“What does labor want,” asked Samuel Gomers, who is pictured on today’s #stampoftheday. “We want more school houses and less jails; more books and less arsenals; more learning and less vice; more constant work and less crime; more leisure and less greed; more justice and less revenge; in fact, more of the opportunities to cultivate our better natures, to make manhood more noble, womanhood more beautiful and childhood more happy and bright….These are the demands made by labor upon modern society and in their consideration is involved the fate of civilization.”
Except, perhaps, for the stereotypical sex roles, these goals are wonderfully contemporary. But Gompers – who is pictured on a 3-cent stamp issued in 1950 – said them in 1893, seven years after he founded the American Federation of Labor, which he headed from 1886 to 1894 and again from 1895 until his death on December 13, 1924.
Born in 1850 into a Jewish family in London, Gompers began making cigars alongside his father at the age of 10. In 1863, the entire family immigrated to New York City. Settling into a tenement apartment on Houston Street, Gompers continued rolling cigars at home with his father until he found work in one of the local shops. In 1864, Gompers joined Local 15 of the United Cigar Makers.
In 1881, Gompers helped found the Federation of Organized Trades and Labor Unions, which reorganized into the American Federation of Labor (AFL) in 1886, which united the various trade unions under one roof. Gompers himself served as president of the AFL every year but one until his death. (In 1955., the AFL merged with the Congress of Industrial Organizations (CIO), its longtime rival, to form the AFL-CIO.)
Unlike some of the more radical union activists of the day, Gompers did not try and reshape the fundamental institutions of American life. Instead, he insisted that the AFL focus on securing higher wages, better working conditions, and a shorter work week. “You are mistaken in asserting that I am embittered against everybody or anything that savors of socialism,” he wrote a friend in 1915. “What I resent and what I have persistently opposed is any effort that will mislead the wage-earners and delude them with vain hope….Because I am firmly convinced that socialism is founded upon principles that will not lead out into broader liberty, independence and opportunity, I have done what I could to show men the fallacies of the doctrine of socialism.”
Gompers also focused on creating a strong national organization. He required that each trade be represented by only one union, and that within each union the national organization should prevail over local chapters. He also encouraged the AFL to take political action to “elect their friends” and “defeat their enemies”. He mostly supported Democrats, but sometimes Republicans.
During World War I, Gompers and the AFL openly supported the war effort, attempting to avert strikes and boost morale while raising wage rates and expanding membership. Aft Like most labor leaders, he also opposed unrestricted immigration from Europe because it lowered wages. In addition, he strongly opposed all immigration from Asia because it lowered wages and, in his judgement, represented an alien culture that could not be assimilated easily into that of the U.S.

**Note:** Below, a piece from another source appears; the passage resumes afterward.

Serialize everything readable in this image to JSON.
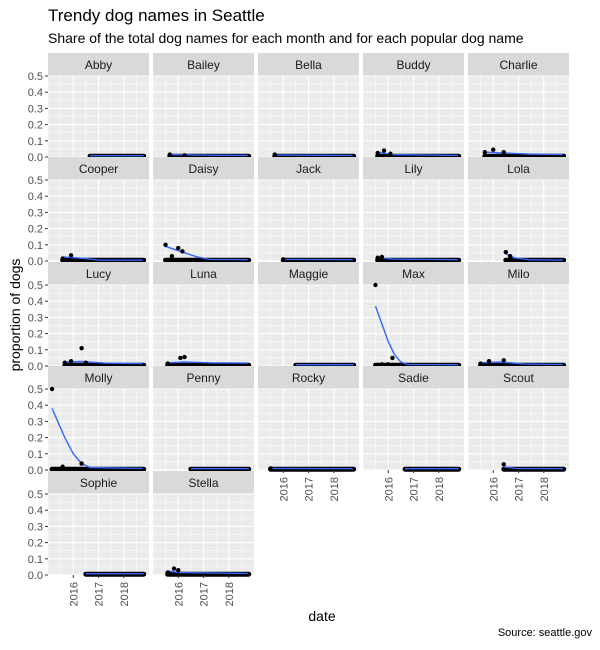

Gompers’s trade union philosophy and his devotion to collective bargaining with business proved to be too conservative for more radical leaders, such as Bill Haywood, a leader of the creation, in 1905, of the Industrial Workers of the World (IWW), which aimed to organize all workers and supplant capitalism with a workers’ commonwealth. But while Gompers was often at odds with the IWW, when government abuses against its leaders seemed too egregious, he offered assistance.
And while he focused on working within the system, he also recognized that the current economic system had important flaws. In an 1895 speech, for example, he contended, “if ever men have demonstrated their incapacity, their impotence to conduct commerce and industry, the men in command of our economic and social conditions have certainly given plain proof of it.”
Unions, he believed, were needed to offset the growing power of large corporations. As he explained in Congressional testimony given in 1916: “I believe in people. I believe in the working people. I believe in their growing intelligence. I believe in their growing and persistent demand for better conditions, for a more rightful situation in the industrial, political, and social affairs of this country and of the world. I have faith that the working people will better their condition far beyond what it is today. The position of the organized labor movement is not based upon misery and poverty, but upon the right of workers to a larger and constantly growing share of the production, and they will work out these problems for themselves.”
From our perspective more than a century later, some of his positions and views seem naïve and, at times, wrong. But that judgement shouldn’t blind us to the powerful vision that animated his life’s work.
As he told a newspaper in 1911, “if, in all this civilization, and if, in all the wealth produced, if in all this great fertile country of ours . . . we assert first, that wherever and whenever there be one human soul in our country walking the streets unable to find the opportunity to perform work and service to society, to demand in return for it the decent livelihood with opportunities for the cultivation of the best that is in us, if there is that opportunity denied to any one single man or woman in all this country, to him or to her all our boasted civilization is a sham.”
It was true then, and it’s still true today.
Be well, stay safe, believe in people, fight for justice, and work for peace.